Itália diz que perigo na origem de controlos a Espanha "continua à vista de todos"
O ministro do Interior de Itália, Matteo Piantedosi, afirmou hoje que "as condições objetivas de perigo" que motivaram a reintrodução dos controlos fronteiriços com Espanha "continuam à vista de todos".
"Em Ceuta, ocorreu um incidente crítico que expôs Espanha e, por conseguinte, toda a UE, a uma séria ameaça em matéria de imigração e segurança", afirmou Piantedosi numa entrevista à agência italiana ANSA.
O ministro considerou que a reintrodução temporária dos controlos fronteiriços "foi necessária" devido a "condições objetivas de perigo" que, segundo disse, "infelizmente, continuam à vista de todos".
O ministro do Interior expressou o desejo de que os motivos que levaram o executivo de Giorgia Meloni (coligação de centro-direita e direita) a adotar a medida desapareçam "o mais rápido possível".
"Espanha é uma nação irmã, um país amigo "que enfrenta desafios não muito diferentes daqueles que também deve enfrentar Itália", sublinhou Piantedosi.
"Neste âmbito, nunca deixaremos de prestar todo o apoio que estiver ao nosso alcance e a nossa plena colaboração", acrescentou.
Itália reintroduziu no passado dia 31 de julho controlos em portos e aeroportos para os viajantes provenientes de Espanha, após a entrada irregular maciça de migrantes em Ceuta.
Após o governo Meloni ter ignorado apelos de Espanha para levantar as restrições aos viajantes, o governo de Pedro Sanchez (esquerda) impôs de forma recíproca controlos aos passageiros provenientes de Itália.
Na segunda-feira passada, o ministro dos Negócios Estrangeiros italiano, Antonio Tajani, afirmou que a situação em Ceuta continuava a ser "muito preocupante" e que Roma estava a estudar "com grande atenção" quando reabriria o espaço Schengen com Espanha, já que o seu Governo condicionou a suspensão destas restrições à evolução da situação na cidade autónoma espanhola.

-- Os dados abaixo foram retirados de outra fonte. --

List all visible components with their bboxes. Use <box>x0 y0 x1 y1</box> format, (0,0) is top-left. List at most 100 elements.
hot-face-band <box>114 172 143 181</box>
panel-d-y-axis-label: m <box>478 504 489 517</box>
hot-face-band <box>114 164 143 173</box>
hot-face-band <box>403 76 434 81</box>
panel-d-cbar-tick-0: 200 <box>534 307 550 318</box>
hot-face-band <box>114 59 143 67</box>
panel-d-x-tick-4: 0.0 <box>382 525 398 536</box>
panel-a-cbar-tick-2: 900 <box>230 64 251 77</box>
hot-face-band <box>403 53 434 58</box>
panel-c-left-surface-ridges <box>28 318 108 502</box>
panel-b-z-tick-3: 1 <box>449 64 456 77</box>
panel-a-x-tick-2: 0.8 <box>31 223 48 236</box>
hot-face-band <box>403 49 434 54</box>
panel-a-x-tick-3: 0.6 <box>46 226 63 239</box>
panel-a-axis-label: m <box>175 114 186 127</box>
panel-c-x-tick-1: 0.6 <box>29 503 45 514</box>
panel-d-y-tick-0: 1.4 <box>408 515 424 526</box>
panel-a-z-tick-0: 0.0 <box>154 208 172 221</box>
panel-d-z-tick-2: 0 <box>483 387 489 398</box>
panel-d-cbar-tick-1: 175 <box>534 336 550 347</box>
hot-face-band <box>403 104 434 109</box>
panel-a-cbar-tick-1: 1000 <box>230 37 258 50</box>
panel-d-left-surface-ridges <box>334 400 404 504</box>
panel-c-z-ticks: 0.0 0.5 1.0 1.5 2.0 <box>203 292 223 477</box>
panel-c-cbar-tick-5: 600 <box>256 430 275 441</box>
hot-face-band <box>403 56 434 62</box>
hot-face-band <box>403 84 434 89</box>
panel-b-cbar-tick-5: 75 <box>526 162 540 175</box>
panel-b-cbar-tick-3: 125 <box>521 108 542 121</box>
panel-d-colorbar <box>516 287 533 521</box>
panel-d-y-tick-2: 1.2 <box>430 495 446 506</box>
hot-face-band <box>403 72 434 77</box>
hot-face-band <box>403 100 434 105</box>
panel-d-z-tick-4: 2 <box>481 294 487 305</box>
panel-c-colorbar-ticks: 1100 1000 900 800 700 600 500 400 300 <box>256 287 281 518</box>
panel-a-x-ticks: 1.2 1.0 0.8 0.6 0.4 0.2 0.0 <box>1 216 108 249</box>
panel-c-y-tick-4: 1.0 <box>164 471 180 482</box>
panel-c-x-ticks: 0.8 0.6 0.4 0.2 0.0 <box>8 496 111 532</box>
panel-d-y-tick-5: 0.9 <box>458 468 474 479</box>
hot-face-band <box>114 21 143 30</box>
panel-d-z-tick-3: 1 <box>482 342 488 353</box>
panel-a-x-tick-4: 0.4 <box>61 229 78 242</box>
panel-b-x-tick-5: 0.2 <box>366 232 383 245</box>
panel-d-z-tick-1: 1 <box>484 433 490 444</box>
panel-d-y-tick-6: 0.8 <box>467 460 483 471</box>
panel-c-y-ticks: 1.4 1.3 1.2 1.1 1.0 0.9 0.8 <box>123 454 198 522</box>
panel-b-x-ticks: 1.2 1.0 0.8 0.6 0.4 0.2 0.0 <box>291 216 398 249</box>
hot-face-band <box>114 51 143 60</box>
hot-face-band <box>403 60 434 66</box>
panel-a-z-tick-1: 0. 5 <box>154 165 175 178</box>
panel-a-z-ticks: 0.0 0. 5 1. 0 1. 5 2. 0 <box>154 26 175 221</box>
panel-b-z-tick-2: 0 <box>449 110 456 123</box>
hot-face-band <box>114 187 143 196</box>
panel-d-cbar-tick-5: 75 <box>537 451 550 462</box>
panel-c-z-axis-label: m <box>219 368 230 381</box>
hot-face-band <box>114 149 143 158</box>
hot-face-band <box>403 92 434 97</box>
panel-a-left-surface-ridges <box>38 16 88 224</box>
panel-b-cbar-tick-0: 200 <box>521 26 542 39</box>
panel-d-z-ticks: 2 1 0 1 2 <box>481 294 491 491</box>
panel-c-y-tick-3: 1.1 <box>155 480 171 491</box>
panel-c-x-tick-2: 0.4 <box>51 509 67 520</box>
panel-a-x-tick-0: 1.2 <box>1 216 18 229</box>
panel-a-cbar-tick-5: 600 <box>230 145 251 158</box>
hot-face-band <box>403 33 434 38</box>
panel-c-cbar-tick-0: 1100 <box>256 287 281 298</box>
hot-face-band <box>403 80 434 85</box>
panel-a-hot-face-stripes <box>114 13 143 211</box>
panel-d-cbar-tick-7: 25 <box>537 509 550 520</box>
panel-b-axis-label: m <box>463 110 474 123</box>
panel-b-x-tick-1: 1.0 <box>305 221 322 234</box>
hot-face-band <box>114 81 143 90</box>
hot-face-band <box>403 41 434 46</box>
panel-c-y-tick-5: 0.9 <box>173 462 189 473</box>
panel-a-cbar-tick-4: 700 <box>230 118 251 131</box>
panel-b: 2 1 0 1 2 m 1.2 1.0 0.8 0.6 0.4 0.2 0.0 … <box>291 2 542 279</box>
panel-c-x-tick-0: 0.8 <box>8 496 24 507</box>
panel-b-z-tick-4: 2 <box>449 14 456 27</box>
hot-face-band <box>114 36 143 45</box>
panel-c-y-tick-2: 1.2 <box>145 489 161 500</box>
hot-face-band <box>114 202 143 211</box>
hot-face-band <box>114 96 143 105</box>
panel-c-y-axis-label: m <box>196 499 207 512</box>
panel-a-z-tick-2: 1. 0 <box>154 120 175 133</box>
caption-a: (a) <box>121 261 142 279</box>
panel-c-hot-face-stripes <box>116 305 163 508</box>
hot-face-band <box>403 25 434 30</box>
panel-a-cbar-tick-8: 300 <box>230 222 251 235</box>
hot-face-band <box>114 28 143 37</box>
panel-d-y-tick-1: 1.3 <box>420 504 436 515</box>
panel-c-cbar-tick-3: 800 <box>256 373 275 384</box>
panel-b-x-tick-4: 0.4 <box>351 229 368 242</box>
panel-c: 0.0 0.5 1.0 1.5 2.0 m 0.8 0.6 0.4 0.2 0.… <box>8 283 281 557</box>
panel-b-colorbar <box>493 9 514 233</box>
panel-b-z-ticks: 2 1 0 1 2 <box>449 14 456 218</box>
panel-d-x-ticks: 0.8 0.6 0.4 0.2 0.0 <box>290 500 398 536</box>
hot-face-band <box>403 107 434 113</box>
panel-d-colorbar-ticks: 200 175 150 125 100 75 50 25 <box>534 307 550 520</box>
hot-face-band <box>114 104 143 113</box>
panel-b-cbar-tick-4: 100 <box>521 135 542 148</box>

A crise migratória em Ceuta ocorreu quando cerca de 72.000 pessoas entraram na cidade autónoma espanhola, situada no norte de África, num período de 24 horas.
Destas, cerca de 70.000 já regressaram a Marrocos, segundo dados das autoridades espanholas.
No início de agosto, estimava-se que entre três mil e cinco mil migrantes, incluindo menores e jovens, permaneciam no enclave espanhol de Ceuta.
Ceuta, um pequeno território de 80.000 habitantes situado no extremo norte de Marrocos, banhado pelo estreito de Gibraltar, é uma das duas fronteiras terrestres entre África e a Europa, juntamente com o outro enclave espanhol de Melilla.